2022-06-03

The day I wiped a production database table

It seems everyone has a story like this, but I’ll give you mine anyway. I was 6-months into my first real developer job, trying to fix a bug. Our application would sometimes insert rows with an invalid “foreign key” (we used MySQL with MyISAM, which didn’t have foreign key constraints–but it had an ID for another table anyway). Of course, the bug was only seen in production, so I had a production MySQL shell open to see the bad rows.

I was trying to reproduce it in dev. My process was to try something, then look at my dev database in a second MySQL shell.
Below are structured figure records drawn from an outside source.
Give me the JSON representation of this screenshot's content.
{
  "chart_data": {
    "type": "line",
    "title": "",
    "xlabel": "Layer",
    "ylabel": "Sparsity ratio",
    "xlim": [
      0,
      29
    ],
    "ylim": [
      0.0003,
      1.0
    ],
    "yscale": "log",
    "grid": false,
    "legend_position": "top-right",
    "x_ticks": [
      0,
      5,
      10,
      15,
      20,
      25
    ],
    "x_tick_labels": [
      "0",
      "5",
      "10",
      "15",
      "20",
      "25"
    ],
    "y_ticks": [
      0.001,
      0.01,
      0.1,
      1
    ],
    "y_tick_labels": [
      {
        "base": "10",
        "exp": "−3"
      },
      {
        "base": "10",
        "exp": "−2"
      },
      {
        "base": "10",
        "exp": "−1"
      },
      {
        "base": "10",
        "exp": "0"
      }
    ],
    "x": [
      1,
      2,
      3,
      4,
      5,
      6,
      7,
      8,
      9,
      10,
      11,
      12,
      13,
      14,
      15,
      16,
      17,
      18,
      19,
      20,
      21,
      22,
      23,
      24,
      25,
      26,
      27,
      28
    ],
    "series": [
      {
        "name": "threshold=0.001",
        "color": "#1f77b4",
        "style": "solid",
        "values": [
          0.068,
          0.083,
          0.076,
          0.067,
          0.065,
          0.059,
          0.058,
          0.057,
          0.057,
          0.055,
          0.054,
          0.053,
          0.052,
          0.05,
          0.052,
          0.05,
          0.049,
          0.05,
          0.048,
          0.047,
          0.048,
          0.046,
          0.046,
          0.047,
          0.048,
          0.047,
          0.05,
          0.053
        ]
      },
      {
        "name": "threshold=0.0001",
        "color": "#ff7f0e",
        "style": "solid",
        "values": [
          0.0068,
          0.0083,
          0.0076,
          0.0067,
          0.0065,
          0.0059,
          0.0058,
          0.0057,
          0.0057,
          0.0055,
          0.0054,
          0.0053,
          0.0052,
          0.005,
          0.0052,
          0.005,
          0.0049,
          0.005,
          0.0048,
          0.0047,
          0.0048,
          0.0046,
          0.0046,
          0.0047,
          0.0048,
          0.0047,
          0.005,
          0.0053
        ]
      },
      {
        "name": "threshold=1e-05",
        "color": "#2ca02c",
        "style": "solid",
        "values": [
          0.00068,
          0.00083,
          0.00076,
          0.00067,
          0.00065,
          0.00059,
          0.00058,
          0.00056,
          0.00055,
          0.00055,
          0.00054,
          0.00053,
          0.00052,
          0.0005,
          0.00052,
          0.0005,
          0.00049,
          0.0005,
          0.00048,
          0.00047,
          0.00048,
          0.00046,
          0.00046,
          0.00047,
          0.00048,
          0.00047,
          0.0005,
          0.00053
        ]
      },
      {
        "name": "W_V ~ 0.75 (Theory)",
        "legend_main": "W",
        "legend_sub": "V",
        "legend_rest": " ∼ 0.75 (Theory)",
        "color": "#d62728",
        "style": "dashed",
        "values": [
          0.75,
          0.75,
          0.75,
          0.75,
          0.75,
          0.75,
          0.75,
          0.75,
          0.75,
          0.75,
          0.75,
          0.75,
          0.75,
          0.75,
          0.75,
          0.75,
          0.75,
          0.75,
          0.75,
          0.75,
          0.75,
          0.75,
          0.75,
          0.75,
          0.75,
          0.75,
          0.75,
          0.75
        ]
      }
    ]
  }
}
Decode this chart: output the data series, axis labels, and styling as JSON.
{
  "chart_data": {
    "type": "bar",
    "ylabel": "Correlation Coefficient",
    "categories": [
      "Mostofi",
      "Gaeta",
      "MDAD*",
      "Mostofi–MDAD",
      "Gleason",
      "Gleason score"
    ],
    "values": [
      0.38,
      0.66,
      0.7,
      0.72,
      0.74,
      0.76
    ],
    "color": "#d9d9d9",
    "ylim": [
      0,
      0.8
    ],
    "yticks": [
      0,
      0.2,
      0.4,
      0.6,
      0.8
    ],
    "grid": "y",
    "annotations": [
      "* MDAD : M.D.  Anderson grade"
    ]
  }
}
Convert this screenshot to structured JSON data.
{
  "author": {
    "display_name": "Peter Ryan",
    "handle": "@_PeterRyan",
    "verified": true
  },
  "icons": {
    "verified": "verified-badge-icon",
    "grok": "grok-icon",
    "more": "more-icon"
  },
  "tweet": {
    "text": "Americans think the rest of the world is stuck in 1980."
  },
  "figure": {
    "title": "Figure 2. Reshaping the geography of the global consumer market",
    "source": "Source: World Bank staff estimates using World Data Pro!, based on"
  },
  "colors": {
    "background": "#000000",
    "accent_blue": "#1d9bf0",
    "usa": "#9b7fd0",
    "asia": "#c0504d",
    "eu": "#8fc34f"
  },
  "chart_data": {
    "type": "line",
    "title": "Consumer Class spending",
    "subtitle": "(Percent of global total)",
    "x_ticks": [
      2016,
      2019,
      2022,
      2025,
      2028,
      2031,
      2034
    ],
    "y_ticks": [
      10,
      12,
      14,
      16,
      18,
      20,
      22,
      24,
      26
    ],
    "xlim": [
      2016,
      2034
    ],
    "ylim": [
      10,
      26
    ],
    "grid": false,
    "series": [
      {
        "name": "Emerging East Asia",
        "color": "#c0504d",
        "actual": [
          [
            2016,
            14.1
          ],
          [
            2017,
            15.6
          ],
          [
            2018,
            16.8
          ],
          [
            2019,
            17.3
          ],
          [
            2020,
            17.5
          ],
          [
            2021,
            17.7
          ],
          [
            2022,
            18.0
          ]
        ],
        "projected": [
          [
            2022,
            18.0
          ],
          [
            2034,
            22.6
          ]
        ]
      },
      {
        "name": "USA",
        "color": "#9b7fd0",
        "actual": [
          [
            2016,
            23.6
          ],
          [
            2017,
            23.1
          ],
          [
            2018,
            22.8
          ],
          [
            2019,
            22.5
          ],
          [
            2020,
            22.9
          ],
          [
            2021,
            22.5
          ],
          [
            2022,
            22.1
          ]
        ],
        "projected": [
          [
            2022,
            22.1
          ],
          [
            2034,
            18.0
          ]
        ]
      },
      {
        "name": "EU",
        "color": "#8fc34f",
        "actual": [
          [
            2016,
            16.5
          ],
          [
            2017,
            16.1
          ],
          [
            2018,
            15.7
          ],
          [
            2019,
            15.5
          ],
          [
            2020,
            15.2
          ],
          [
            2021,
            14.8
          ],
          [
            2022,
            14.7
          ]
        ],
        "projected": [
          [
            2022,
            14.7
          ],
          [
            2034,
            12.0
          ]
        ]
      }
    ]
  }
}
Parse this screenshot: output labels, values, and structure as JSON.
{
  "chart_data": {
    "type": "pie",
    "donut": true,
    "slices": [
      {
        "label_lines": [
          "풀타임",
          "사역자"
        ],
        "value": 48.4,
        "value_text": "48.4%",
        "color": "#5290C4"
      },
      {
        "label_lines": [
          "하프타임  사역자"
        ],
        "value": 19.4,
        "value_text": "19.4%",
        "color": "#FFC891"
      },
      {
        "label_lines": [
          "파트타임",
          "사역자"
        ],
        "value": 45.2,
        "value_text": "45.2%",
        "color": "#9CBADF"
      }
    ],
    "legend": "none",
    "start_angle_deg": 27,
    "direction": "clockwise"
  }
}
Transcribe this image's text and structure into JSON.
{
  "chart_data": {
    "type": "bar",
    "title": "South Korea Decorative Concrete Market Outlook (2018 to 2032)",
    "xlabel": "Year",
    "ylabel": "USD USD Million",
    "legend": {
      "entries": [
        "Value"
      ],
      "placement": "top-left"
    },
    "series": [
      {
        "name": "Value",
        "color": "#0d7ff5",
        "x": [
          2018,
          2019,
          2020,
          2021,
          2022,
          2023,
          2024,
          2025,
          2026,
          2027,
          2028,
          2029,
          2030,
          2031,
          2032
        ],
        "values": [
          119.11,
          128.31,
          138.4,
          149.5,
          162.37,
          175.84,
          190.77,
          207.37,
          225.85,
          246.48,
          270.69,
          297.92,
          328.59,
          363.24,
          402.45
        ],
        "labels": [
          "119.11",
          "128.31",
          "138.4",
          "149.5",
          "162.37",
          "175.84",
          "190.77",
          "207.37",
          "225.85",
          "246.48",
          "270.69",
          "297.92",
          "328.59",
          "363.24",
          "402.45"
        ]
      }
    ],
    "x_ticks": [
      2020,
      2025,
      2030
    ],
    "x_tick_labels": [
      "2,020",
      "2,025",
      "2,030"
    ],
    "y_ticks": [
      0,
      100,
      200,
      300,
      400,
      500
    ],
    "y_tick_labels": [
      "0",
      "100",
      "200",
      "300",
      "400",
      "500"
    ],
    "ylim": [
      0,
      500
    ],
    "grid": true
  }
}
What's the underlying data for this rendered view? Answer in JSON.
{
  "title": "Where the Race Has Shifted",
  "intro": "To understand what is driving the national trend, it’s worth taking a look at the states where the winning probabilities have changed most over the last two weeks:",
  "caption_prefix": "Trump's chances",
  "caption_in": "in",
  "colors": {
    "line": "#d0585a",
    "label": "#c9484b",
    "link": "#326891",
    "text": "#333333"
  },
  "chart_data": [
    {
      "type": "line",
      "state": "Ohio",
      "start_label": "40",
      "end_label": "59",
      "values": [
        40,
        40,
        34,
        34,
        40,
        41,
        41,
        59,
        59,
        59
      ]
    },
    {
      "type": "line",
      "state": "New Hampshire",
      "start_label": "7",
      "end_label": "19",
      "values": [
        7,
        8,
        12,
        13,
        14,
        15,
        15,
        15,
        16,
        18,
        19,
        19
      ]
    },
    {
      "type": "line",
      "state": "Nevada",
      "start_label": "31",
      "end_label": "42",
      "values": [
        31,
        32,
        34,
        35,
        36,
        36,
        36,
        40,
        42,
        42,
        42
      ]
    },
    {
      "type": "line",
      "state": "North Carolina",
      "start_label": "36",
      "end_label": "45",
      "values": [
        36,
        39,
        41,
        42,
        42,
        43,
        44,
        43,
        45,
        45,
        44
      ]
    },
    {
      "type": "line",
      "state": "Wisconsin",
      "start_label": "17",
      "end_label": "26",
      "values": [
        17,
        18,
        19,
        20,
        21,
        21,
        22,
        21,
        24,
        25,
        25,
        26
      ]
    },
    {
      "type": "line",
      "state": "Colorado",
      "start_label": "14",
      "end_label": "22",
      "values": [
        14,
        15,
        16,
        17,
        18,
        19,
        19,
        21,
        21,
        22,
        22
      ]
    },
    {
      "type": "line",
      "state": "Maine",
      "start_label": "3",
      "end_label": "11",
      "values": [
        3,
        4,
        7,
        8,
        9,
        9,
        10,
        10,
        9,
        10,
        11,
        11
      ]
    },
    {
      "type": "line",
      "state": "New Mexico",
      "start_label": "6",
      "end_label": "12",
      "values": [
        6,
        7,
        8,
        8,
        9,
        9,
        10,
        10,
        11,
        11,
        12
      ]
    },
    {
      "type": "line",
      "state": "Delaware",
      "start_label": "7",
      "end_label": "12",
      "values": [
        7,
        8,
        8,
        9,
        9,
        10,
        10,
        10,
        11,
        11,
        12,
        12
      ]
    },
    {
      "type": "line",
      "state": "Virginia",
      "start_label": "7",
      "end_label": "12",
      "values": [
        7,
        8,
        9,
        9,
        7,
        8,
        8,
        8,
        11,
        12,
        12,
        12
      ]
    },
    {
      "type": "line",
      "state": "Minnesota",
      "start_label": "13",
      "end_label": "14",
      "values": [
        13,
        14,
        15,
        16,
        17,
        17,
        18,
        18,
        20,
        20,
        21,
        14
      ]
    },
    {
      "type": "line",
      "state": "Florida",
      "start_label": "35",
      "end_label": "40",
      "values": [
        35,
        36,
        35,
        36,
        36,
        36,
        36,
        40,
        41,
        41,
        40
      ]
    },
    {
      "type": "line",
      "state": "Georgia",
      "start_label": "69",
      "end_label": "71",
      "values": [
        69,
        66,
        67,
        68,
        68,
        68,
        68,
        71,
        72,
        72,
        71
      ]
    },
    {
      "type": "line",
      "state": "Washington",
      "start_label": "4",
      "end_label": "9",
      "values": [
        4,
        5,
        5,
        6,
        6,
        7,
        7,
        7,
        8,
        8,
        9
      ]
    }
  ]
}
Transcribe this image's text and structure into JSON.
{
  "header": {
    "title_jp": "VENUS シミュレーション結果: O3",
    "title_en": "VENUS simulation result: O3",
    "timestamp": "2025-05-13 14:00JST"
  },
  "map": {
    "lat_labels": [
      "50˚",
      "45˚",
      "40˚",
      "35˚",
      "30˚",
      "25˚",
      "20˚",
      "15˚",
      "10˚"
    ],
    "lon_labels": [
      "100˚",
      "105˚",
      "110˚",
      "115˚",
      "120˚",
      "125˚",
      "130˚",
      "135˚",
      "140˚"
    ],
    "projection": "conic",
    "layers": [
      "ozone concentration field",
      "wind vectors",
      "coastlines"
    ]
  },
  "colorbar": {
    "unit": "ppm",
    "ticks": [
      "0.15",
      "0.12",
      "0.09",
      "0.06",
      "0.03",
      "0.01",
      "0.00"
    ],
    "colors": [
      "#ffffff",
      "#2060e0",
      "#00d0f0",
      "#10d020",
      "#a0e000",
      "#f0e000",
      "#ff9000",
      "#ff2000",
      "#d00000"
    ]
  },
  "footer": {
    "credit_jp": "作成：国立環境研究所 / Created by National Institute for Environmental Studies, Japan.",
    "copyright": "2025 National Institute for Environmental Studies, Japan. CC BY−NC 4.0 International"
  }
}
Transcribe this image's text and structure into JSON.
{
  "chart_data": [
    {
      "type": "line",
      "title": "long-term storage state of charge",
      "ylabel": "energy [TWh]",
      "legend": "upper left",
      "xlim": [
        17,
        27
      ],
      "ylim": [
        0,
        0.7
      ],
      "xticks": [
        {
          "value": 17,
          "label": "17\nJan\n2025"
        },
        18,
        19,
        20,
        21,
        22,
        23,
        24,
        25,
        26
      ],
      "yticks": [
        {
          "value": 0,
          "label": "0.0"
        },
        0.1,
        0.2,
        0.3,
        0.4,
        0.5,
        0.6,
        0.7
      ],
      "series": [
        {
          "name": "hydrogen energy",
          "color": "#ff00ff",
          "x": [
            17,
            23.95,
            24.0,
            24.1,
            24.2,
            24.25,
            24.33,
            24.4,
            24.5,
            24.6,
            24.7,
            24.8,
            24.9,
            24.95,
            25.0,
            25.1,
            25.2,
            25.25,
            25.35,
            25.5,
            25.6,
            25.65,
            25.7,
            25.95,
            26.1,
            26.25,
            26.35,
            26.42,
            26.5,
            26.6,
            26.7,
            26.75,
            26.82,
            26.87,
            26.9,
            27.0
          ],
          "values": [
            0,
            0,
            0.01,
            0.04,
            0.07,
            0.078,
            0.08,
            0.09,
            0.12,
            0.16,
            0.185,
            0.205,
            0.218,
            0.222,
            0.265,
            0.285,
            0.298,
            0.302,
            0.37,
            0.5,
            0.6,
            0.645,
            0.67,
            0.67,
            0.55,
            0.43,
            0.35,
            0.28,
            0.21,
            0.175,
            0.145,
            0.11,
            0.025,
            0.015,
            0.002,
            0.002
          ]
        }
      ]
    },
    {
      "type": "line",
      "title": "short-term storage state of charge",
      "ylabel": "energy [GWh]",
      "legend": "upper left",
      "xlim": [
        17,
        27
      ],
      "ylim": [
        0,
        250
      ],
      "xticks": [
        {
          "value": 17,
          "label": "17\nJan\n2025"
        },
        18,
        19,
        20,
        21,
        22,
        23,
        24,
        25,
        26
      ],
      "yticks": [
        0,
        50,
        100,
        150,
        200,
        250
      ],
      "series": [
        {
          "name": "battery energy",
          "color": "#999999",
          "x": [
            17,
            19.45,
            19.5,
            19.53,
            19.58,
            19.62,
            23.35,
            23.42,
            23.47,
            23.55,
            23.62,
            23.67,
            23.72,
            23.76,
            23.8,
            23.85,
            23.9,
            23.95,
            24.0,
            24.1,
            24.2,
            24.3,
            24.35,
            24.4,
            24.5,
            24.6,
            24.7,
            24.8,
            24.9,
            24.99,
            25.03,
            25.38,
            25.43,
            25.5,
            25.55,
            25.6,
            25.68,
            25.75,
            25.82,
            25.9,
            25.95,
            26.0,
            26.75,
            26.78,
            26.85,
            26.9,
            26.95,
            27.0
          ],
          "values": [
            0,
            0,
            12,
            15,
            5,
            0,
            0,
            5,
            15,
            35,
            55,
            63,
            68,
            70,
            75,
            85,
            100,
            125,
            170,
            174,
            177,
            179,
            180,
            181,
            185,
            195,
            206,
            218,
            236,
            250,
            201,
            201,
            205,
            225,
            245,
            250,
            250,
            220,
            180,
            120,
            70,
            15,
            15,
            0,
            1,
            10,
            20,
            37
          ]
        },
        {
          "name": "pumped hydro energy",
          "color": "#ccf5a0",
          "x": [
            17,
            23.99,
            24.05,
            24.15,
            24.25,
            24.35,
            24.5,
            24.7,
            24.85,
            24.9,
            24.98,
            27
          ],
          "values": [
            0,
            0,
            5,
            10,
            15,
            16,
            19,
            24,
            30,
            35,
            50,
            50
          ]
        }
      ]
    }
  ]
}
Except the table would get cluttered, so I started running TRUNCATE tablename between trials to delete all the rows. You can probably guess what happened next.

At some point, I find it strange that my command history doesn’t have the TRUNCATE command anymore. But no problem, I simply type it again and hit <enter>. It took a few moments to realize what I’d done. It’s peculiar, but at some deep level, all fear must be the same. I only remember a sinking feeling as blood rushed from my head to my extremities. As far as my psyche was concerned, I didn’t need to think anymore, that blood was needed to either run or fight.

I calmed down a bit and was sure I’d be fired, but I wasn’t. My manager was not happy, but someone had to clean it up, and that was going to be me. We had a department meeting to consider our options. It could have been called the “let’s talk about how Paul screwed up today” meeting. Necessary, but it sucked. I took it in stride though, as I mentally prepared to take my wife and infant son to pick out the cardboard box we’d soon be living in.

In the end, it wasn’t so bad. The table was basically a list of jobs that needed to run at specific times–not irreplaceable. In fact, it could be rebuilt, and we even had a script to do just that. It was restored within a few hours. I kept my job, my manager suggested forms of alcohol that would be most appropriate for that evening, and I swore on a stack of O’Reilly books to close production MySQL shells promptly forever after.

The end.

Except that shouldn’t have been the end. I had never heard the phrase “blameless postmortem”, but that was the time for it. To be sure, I did a stupid thing, but that was only part of the problem.

I learned to stop using the write-enabled database account. But, as far as I know, no one ever asked why a junior developer had access to a production database. I probably did need read access, but why write access? And if I did need write access, did I really need permission for a destructive command like TRUNCATE?

We were also unable to restore the table from backup. The database admin could restore the entire database from the last snapshot, but he didn’t have a procedure to restore a single table. We would have lost over 12 hours of more important data.

In hindsight, the shameful part of this story is that we left it at “operator error” and didn’t dig deeper.